理想としては、6か月ごとにマイルストーンを設けよう。これにより、コンテンツを公開し、インデックス化され、コンバージョンを生み出すようになるまでに十分な時間が得られる。また、長期的に拡大できる優れた運用ワークフローを確立するのに十分な時間でもある。
ステップ3-3ROI予測
次の4つがわかったら、ROIを予測できる:
- コスト
- スケジュール
- コンバージョンの予測
- KPIのマイルストーン
このデータを得るには時間がかかるが、ステークホルダーから必要な予算を得るための唯一かつ最も重要な要素であることが多い。次にいくつか例を挙げよう。
例1: eコマース
このeコマース企業は、ドイツに進出したがっているとしよう。既存の検索ボリュームから、さらに月間6000件のオーガニックトラフィックを生み出せると判断した。現在のところドイツでのプレゼンスはないが、今後高めたいと考えている。
この企業では、顧客の平均注文金額が1290ユーロの製品に関して、コンバージョン率を2%と見積もっている。
SEO戦略を実施するための運用コストは月間1万8000ユーロかかるが、コア成長のKPIは、SEOによる毎月の売上120件を見込んでおり、注文1件あたりのコストは150ユーロとなる。
このKPIを達成できれば、毎月の売上によるSEOの売上貢献は15万4800ユーロとなり、SEOの取り組みによるROIは760%となる(売上ベース)。
このように可視化してみると、ステークホルダーがこのための予算を計上する可能性は、君がコンテンツを作ってキーワードに対する表示順位を上げると説明しただけの場合と比べて、どの程度高いと思うだろうか。自分だったら、どちらの説明の方が利益になると感じるだろうか。
例2: 複雑なB2Bとサービス
同じアプローチを、フランスに進出したがっている複雑なB2B企業にも使える。この企業はすでにフランスでかなりのプレゼンスを得ており、独自の調査によると、SEOを推進すれば6か月以内にオーガニックトラフィックを月間30%増やせるという。
オーガニックトラフィックのコンバージョンが2%であることは経験からわかっており、増加後の検索トラフィック月間1万3520訪問から、270件は無料トライアルのコンバージョンを得られることになる。

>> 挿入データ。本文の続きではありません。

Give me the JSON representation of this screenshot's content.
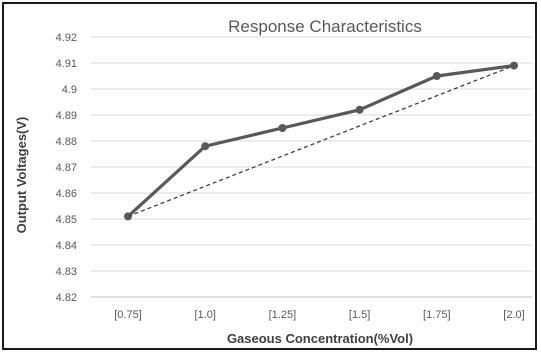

そのうち5%は営業部門のサポートを受けて有料顧客になることがわかっており、1か月あたりの新規契約数は13件だ。
平均契約額は6万5000ドルなので、1か月あたりの総売上高は84万5000ドルになる。検索トラフィックを30%増やしたSEOの売上貢献は25万3500ドルだと評価できるわけだ。
このようにして、SEOは「成長が遅い」「無料のトラフィック」という認識を、努力に値する真の収入源に転換できる。
海外SEOは、その価値を証明するデータを使えば、それだけの価値がある
海外SEOはコストがかからないわけではないが、戦略的に取り組めば、長期的なメリットは十分投資するに値する。むしろ、ビジネスを拡大して新市場に進出することに関心があるなら、海外SEO戦略を立てずに前進するのは、目隠しをして新しい街を見て回ろうとするようなものだ。
たしかに、A地点からB地点に行くことはできるかもしれないが、先に何があるのかが見え、自分が何を探しているのかがわかれば、はるかに簡単にすばやく目的地に行けるだろう。